New technology does help. There’s a YouTube site that allows a player to slow the music down, without changing the pitch, and to loop a phrase over and over.

Troy said that it gets easier with each tune they learn. He estimates he knows about 100 tunes.

Troy plays guitar and concertina with the band Extra Stout. They play a more popular vocal style of Irish music, with some rock and country tunes mixed in.

He started playing concertina to add to a few tunes with Extra Stout, and since has bought a new concertina allows him the greater facility needed for traditional instrumental music.

Baas’ interest in traditional Irish music started when her daughters were taking Irish dance lessons. A group of mothers formed their own dance group. That’s where Baas met Dennis, whose niece was a dancer. Later Baas decided she wanted to learn to play fiddle as something to do when her children left the house. Two of her children played violin in school. They left behind the violin.

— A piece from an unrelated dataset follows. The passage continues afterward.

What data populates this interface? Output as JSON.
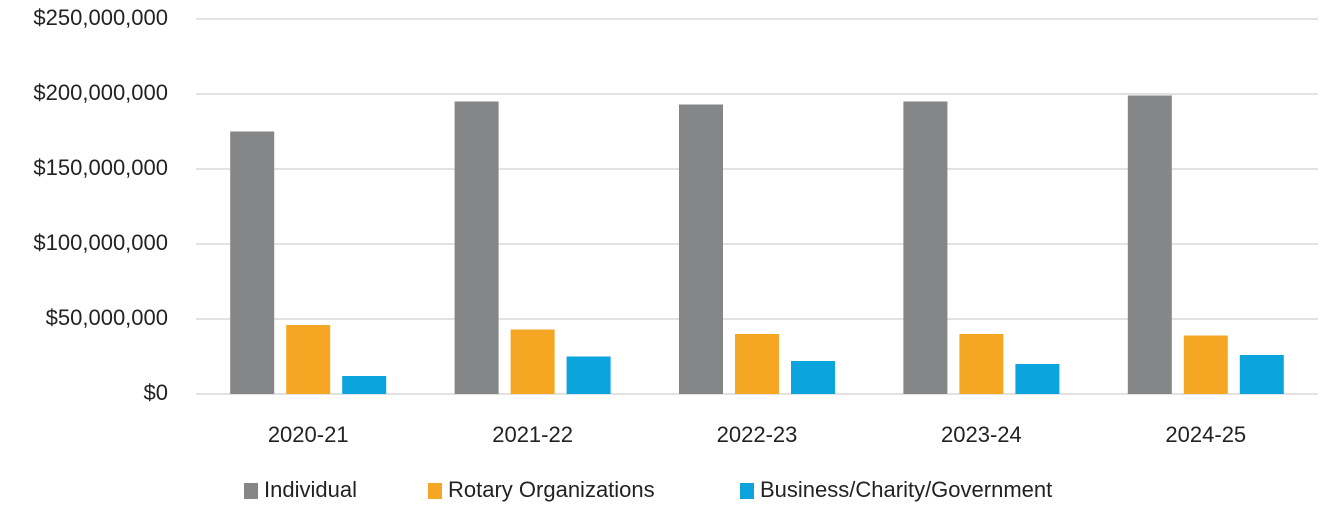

“I knew when the kids left, I would have to pick up a hobby so I wouldn’t get depressed.” So, she retrieved a violin left in the house and took lessons with Dennis.

Dennis also started playing as an adult. She was 30 when she saw a fiddle for sale and decided to buy it. She started playing the popular Irish songs such as “Danny Boy” that her father, Bud Dennis, liked to sing. Her brothers, Tim and Pat, decided they wanted to join her. Tim was learning flute and Pat was on guitar. Then Bob Midden joined on bass and a second flute, and Paddy’s Night Out was formed. The band played its first gig on St. Patrick’s Day 1993 upstairs at Easy Street, and later played at the inaugural Black Swamp Arts Festival.

They played a more popular, pub style or music. They had a singer and an accordionist. As other players moved on Midden and Dennis decided to form a more traditional instrumental band, Toraigh, which has become a mainstay of the area musical scene.

Now with the goals of the apprenticeship met, Baas and Troy are ready to move deeper into the music. Troy even led a seisiún at a festival in Pittsburgh he was attending. “I was a newbie, but I knew enough about it to have some confidence to play the tunes and have other play along.”